Oordeel Op basis van het onderzoek vindt de Nationale ombudsman de klacht over de politiechef van de regionale eenheid Oost-Brabant niet gegrond. Datum: 17 november 2015 Rapportnummer: 2015/161
2
AANLEIDING Verzoekster (hierna te noemen Lara) is in 1996 als vluchteling uit Iran naar Nederland gekomen. Zij woonde vanaf 2007 samen met haar toenmalige partner (hierna te noemen Maarten). De twee minderjarige kinderen van Maarten woonden ook bij hen in huis. Lara heeft vanaf 2009 diverse keren gesproken met de politie over misstanden die direct of indirect te maken hadden met haar relatie met Maarten. Zo zou hij haar diverse keren hebben mishandeld en ook over het welzijn van de kinderen maakte Lara zich zorgen. Op 25 september 2012 is Lara tijdens een geëscaleerde ruzie in de woning van Maarten mishandeld door zijn zoon van 14 jaar. Lara was niet tevreden met het optreden van de politie, zowel naar aanleiding van deze mishandeling als in de jaren ervoor in zijn algemeenheid, en heeft meerdere klachten hierover bij de politie ingediend. In een persoonlijk gesprek met medewerkers van de Nationale ombudsman heeft Lara aangegeven dat de kern van haar klacht bij de Nationale ombudsman is dat de politie haar geen bescherming heeft geboden op het moment dat zij daar om vroeg en nodig had. Ook werd er geen hulp aangeboden met het vinden van andere woonruimte of bemiddeld voor een tijdelijke opvang in bijvoorbeeld een 'blijf van mijn lijf huis'.

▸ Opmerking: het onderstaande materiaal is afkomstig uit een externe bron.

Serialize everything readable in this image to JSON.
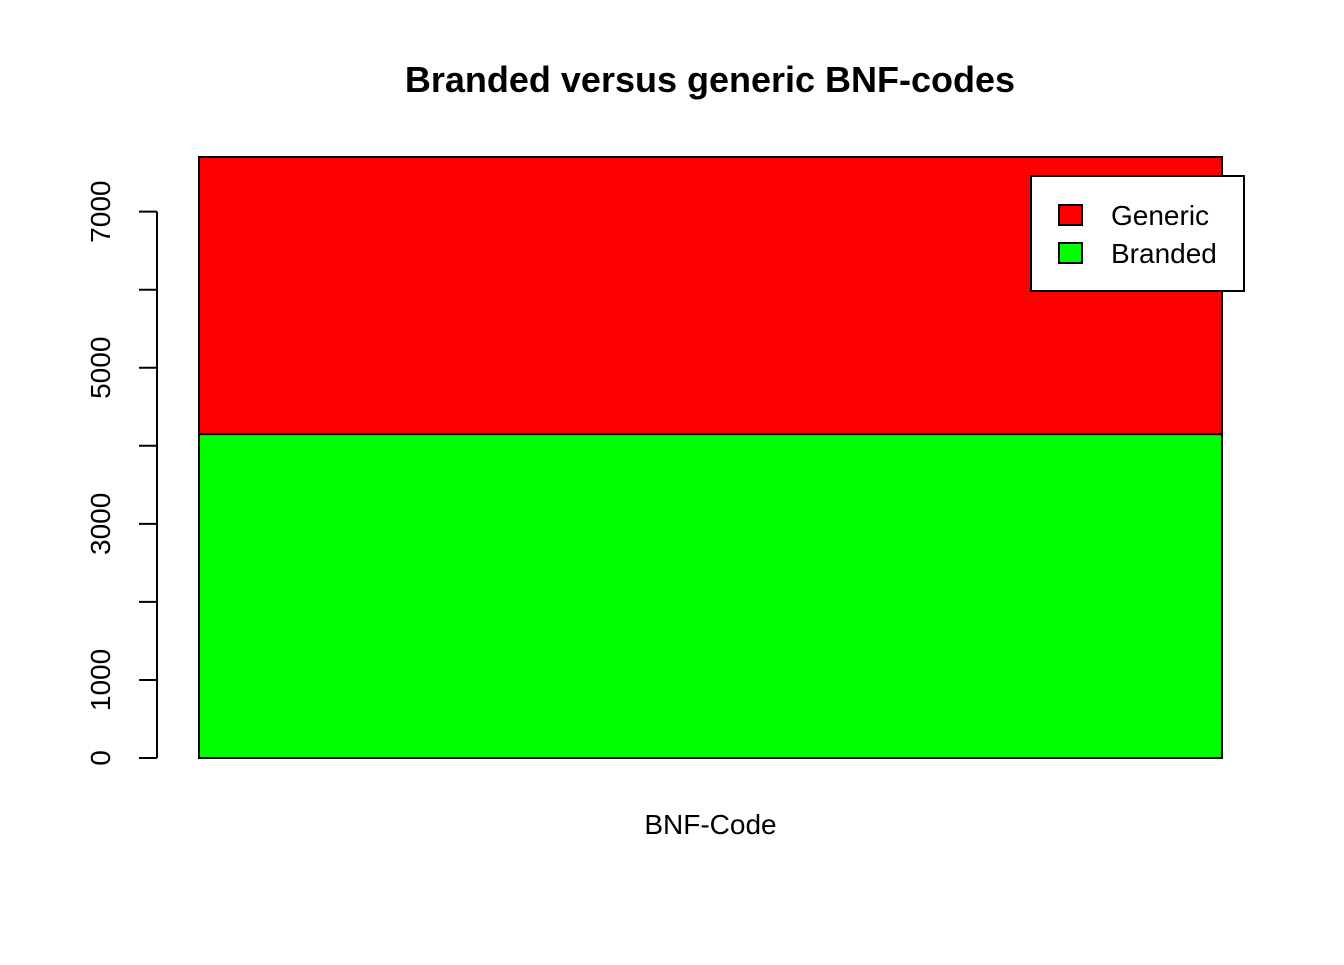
{
  "chart_data": {
    "type": "bar",
    "stacked": true,
    "title": "Branded versus generic BNF-codes",
    "xlabel": "",
    "ylabel": "",
    "categories": [
      "BNF-Code"
    ],
    "series": [
      {
        "name": "Branded",
        "values": [
          4150
        ],
        "color": "#00FF00"
      },
      {
        "name": "Generic",
        "values": [
          3550
        ],
        "color": "#FF0000"
      }
    ],
    "ylim": [
      0,
      7700
    ],
    "y_ticks": [
      0,
      1000,
      2000,
      3000,
      4000,
      5000,
      6000,
      7000
    ],
    "y_tick_labels": [
      "0",
      "1000",
      "3000",
      "5000",
      "7000"
    ],
    "legend": {
      "position": "top-right",
      "entries": [
        {
          "label": "Generic",
          "color": "#FF0000"
        },
        {
          "label": "Branded",
          "color": "#00FF00"
        }
      ]
    },
    "grid": false
  }
}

Klacht De klacht wordt in het kader van het onderzoek als volgt geformuleerd en voorgelegd aan de politiechef van de eenheid Oost-Brabant: "Verzoekster klaagt er over dat zij, ondanks verzoeken daartoe, in de periode september/oktober 2012 onvoldoende hulp van de politie-eenheid Oost-Brabant heeft gekregen toen zij zich in een noodsituatie bevond."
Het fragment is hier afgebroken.